「たまこまーけっと」とジャンプカット

 

 
たまこまーけっと第10話「あの子のバトンに花が咲く」を視聴。京都アニメーションの十八番と化した感もある"学園祭"をテーマにしたエピソード。学園祭というハレの日に、ティーンエイジャーの青い春を託して描くのが、京アニは本当に上手いなと思わされる安心のクオリティー。素晴らしかった。
 
ところで、劇中で特に強く印象に残ったのが、学園祭当日に至るまでの青春のもどかしさに満ちた少女たちの姿や、クライマックスのバトントワリングを画面に切り取る為の撮影技法…"ジャンプカット"の多さだった。
 
今回のエントリでは、「たまこまーけっと」とジャンプカットについてアレやコレやと。
 
 

■「たまこまーけっと」とジャンプカット

「あの子のバトンに花が咲く」で特に目を引いたジャンプカットの多用。
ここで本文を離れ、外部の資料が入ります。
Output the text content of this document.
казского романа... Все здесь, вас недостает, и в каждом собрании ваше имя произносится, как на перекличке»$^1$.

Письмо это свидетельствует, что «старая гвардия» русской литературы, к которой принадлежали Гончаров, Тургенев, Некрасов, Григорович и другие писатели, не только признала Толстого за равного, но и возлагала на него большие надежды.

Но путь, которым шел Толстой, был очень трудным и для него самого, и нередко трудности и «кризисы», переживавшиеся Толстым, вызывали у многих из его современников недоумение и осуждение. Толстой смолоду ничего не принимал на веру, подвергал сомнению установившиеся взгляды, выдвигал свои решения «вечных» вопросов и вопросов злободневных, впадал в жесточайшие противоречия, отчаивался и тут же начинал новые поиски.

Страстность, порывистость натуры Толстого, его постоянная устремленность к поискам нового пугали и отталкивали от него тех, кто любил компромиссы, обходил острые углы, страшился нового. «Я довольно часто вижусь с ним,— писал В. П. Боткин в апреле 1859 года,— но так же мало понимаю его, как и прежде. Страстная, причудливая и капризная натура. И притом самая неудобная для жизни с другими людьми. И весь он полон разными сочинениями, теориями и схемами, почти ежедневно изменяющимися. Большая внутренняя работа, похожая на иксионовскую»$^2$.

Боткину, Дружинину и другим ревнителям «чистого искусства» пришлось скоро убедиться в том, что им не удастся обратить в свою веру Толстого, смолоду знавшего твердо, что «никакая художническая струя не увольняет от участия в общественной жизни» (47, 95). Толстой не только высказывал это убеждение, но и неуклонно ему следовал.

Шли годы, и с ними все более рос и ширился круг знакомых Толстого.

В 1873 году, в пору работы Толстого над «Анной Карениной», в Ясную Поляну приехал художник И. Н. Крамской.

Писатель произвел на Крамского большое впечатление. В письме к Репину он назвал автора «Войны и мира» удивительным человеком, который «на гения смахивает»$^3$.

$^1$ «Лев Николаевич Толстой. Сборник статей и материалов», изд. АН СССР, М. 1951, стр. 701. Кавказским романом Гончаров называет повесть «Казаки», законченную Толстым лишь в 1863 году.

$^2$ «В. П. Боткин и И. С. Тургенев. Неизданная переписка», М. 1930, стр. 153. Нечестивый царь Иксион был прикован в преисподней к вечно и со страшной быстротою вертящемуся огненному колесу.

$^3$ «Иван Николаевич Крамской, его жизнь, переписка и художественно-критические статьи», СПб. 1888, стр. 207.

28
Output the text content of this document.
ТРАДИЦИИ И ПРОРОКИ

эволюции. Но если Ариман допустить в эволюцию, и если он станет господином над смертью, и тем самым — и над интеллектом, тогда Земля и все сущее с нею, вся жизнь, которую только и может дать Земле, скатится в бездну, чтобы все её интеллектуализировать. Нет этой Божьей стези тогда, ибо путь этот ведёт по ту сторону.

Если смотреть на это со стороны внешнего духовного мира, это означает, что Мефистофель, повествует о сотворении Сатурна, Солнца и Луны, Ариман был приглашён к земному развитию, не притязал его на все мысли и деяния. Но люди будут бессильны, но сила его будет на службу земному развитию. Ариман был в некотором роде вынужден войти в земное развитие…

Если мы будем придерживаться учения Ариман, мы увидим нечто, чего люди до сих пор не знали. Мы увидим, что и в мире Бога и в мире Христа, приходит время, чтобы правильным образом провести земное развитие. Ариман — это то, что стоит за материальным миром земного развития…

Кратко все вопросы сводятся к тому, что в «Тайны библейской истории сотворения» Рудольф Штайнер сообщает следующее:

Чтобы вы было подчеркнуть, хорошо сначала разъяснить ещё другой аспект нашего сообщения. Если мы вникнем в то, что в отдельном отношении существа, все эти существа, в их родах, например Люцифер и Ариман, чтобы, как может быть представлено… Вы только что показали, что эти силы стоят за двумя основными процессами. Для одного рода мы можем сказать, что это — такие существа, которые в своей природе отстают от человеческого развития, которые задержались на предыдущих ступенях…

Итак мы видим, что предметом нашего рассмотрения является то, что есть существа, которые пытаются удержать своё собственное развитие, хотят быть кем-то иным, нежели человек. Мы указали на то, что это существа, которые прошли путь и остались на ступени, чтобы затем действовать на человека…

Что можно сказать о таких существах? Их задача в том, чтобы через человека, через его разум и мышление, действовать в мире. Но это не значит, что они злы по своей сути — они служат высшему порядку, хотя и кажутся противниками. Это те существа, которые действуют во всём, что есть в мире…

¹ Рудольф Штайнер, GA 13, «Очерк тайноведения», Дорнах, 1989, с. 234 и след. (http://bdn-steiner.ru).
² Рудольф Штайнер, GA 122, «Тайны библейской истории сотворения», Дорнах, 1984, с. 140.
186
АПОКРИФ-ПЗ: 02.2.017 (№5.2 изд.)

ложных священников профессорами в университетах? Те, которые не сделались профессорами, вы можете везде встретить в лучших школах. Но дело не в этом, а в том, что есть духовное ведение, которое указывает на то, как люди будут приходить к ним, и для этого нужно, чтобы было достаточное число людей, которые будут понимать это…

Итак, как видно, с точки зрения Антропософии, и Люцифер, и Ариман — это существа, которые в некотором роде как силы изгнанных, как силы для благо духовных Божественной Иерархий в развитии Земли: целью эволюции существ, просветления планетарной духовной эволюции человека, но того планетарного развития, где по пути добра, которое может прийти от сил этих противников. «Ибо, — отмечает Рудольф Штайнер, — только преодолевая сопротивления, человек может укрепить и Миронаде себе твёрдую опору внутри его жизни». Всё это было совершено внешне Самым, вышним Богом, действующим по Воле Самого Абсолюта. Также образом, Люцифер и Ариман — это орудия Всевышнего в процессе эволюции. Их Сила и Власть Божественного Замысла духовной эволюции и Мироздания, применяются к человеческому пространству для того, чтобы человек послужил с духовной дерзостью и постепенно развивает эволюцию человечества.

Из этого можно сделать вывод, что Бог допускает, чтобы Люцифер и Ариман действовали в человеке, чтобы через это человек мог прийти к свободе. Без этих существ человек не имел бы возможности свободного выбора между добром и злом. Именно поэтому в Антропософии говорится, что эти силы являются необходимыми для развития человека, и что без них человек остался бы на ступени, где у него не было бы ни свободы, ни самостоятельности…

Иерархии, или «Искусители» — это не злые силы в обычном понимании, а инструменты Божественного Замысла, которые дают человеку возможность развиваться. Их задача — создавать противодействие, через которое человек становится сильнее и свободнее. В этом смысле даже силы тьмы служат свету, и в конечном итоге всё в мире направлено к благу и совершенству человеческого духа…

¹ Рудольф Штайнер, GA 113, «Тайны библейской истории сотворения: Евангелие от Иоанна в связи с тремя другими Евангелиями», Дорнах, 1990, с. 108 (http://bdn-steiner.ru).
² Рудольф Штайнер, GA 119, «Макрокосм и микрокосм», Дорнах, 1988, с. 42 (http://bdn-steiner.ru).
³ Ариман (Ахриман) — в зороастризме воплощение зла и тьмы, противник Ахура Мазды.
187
思えば、「たまこまーけっと」は、ジャンプカットの多い作品だった。そもそも、物語のスタート地点の時点からしてジャンプカットが使われていたのだ。
 

 
放課後、家路へと急ぐ少女たち。主人公のたまこがデラと出会う、その寸前の"日常"を描いたシークエンス。日差しを避けて次々に飛び上がった少女たちの身体は…劇中時間と共に文字通り"ジャンプ"する
 
物語の冒頭から、軽やかにカメラをジャンプさせてみせた「たまこまーけっと」は、その後も度々ジャンプカットを使用する。反対に、ジャンプカットと同じくアート系、ミニシアター系の映画で頻繁に使用される"長回し"の使用は控えめだ。劇中でのゆったりとした時間経過、穏やかなストーリー展開の印象とは正反対に、意外にも…「たまこまーけっと」のカメラ(というか、撮影後の編集術ですよね)は忙しい。
 
あくまで、個人的な主観の中で…という前置きをした上で…映画の世界では、ジャンプカットはアート性、もしくは、アクション、エンターテインメント系作品においてのスピード感の追求の為にしばしば使用をされている撮影技法だと認識をしているが、アニメの場合はどちらかというとデコレーション、エッセンスとして飛び道具的に使われているイメージがある。
 
では、「たまこまーけっと」の場合はどうか? これも、"映画史"的な意味付けというよりは、あくまでアクセント的に使用をされている印象だ。話は「あの子のバトンに花が咲く」に戻るが、あのエピソードの中で、みどりの涙と鼻水を拭い取るシーンで使われたジャンプカットなんかがその最たる例だろう。鼻をかむのにジャンプカットを用いる。そこに前衛性や難解さは存在しない。あるのは、あくまでポップで軽やかなイメージだ。結局は、あの第一話のアバンで描かれた少女たちのジャンプ…に、「たまこまーけっと」のジャンプカットは集約をされているのかな、と思う。
 
過剰さとギリギリのバランスを取りながら、ポップでちょっぴりビザールなイメージを形作る、それが「たまこまーけっと」のジャンプカット。本作を語る上で、やっぱり避けては通れないファクターだ。
 
 

■うさぎ山商店街とジャンプカット

…等と、中途半端で半可通な映画との比較論はさっさとうっちゃって、もっとグッとアニメに…「たまこまーけっと」という作品に寄った上での本作におけるジャンプカット論を考えてみたい。そこで御登場を願いたいのが、本作の舞台になっている「うさぎ山商店街」の皆さんだ。
 

 
たまこがデラや友人たちと暮らしている「うさぎ山商店街」。また、商店街だけではなく学校の校章など、本作には度々、うさぎのモチーフが登場をする。勿論、月で餅を搗くという、うさぎにまつわる民間信仰が根底にあるのは間違いないが、ここはうさぎの"跳ねる"姿に"ジャンプ"カットを重ね合わせてみてはどうか
 
ピョコピョコと跳ねまわるうさぎの姿と同様に、「たまこまーけっと」のジャンプカットは、いずれもどこかコミカルで、とてもチャーミングだ。うさぎとジャンプカット。うさぎをモチーフとした商店街、そこに暮らすかわいいもち屋の娘…を主人公に据えた「たまこまーけっと」が、ピョンピョンとジャンプカットを多用するのは、何だか強い必然性があるような気がしてくる。
 
"アート"ではなく、あくまで観る者の心を弾ませる、跳ねさせる為の"ジャンプカット"。軽やかに、そして、ポップに飛び跳ねる「たまこまーけっと」という物語。このまま、最後まで跳ね続けて欲しいなと強く思う。